3. Interactive Image Data Exploration in Workflow Environment
High dimensionality of datasets makes it difficult to find interesting patterns. To cope with high dimensionality, low dimensional projections of the original dataset are generated; human perceptual skills are more effective in 2D or 3D displays. Mechanisms have been developed to enable researchers to select low dimensional projections, but most are static or do not allow users to make one view frame and crosslink what is interesting to them. Software applications based on those mechanisms require from users many independent clicks which in consequence change the content of main view panel (Figures 2(a) and 2(b)). There is, therefore, a need for a mechanism that allows users to choose the property of projections that they are interested in, rapidly examine projections, make filtering, and locate interesting view panels to detect patterns, clusters, or outliers.
Figure 2
(a) and (b) traditional analytic scenarios for image-based datasets, multiple clicks, and distributed views. (c) 1C1V method: using one view and with one click scientist should get access to all related data sources and analytical tools: images, plots, numerical results, and filters. The concept is the focus to reduce number of clicks—access to all information should be direct, and user actions should be minimized with maximum of interactions. (d) Star model as software methodology for interactive visualization tools.
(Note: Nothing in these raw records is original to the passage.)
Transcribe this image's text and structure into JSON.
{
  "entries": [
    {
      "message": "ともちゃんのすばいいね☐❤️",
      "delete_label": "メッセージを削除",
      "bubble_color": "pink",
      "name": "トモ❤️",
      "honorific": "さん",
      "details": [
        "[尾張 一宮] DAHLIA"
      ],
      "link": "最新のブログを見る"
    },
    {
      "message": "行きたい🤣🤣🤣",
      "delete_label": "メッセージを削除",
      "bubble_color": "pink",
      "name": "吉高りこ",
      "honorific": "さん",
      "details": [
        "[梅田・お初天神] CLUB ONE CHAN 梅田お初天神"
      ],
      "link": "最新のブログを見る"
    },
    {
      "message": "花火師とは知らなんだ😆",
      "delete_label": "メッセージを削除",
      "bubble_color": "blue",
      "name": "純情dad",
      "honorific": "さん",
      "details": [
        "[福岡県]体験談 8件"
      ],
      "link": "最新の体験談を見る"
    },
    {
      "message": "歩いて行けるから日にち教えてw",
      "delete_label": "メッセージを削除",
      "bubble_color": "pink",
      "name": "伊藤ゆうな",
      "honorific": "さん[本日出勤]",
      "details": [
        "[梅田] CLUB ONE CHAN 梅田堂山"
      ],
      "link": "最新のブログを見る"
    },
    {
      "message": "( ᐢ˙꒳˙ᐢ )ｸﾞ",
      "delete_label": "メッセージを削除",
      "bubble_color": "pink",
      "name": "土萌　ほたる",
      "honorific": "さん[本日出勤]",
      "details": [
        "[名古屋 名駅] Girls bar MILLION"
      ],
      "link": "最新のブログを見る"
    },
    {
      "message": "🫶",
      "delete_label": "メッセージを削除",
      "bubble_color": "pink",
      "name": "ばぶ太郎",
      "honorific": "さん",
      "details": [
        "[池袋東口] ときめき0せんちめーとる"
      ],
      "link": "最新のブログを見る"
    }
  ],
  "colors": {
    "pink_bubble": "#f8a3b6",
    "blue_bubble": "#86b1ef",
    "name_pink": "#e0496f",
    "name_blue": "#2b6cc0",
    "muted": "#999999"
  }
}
In 1C1V, data can be visualized at several stages of analysis and linked to raw image data keeping concept of star model (Figures 2(c) and 2(d)): one-click, one-view. Unmodified and transformed datasets can be plotted interactively as scatter plots, displayed in histograms, viewed in image viewer/editor or viewed as tables. Entire experiments can be displayed in various overview plots in the context of how they are annotated, and figures and tables can be exported for publication. Data can also be exported for custom analyses (e.g., for algorithms that are very expensive to computer power and time) and local development of new analysis methods and in various defined formats for use in external postanalysis applications.Data can be visualized at several stages of analysis. Unmodified images and extracted results datasets can be plotted interactively as scatter plots, displayed in histograms, or viewed as tables (Figure 3). An entire result table can be displayed in various overview plots, and tables can be exported for publication. From any data-analysis step, the experiment can be imported into a data-visualization interface in in which the data can be browsed and viewed.
Figure 3
Main parts of the 1C1V as prototype implementation of interactive user interface. One click on spot or table row, or image has visual consequences on all GUI panels of one software view.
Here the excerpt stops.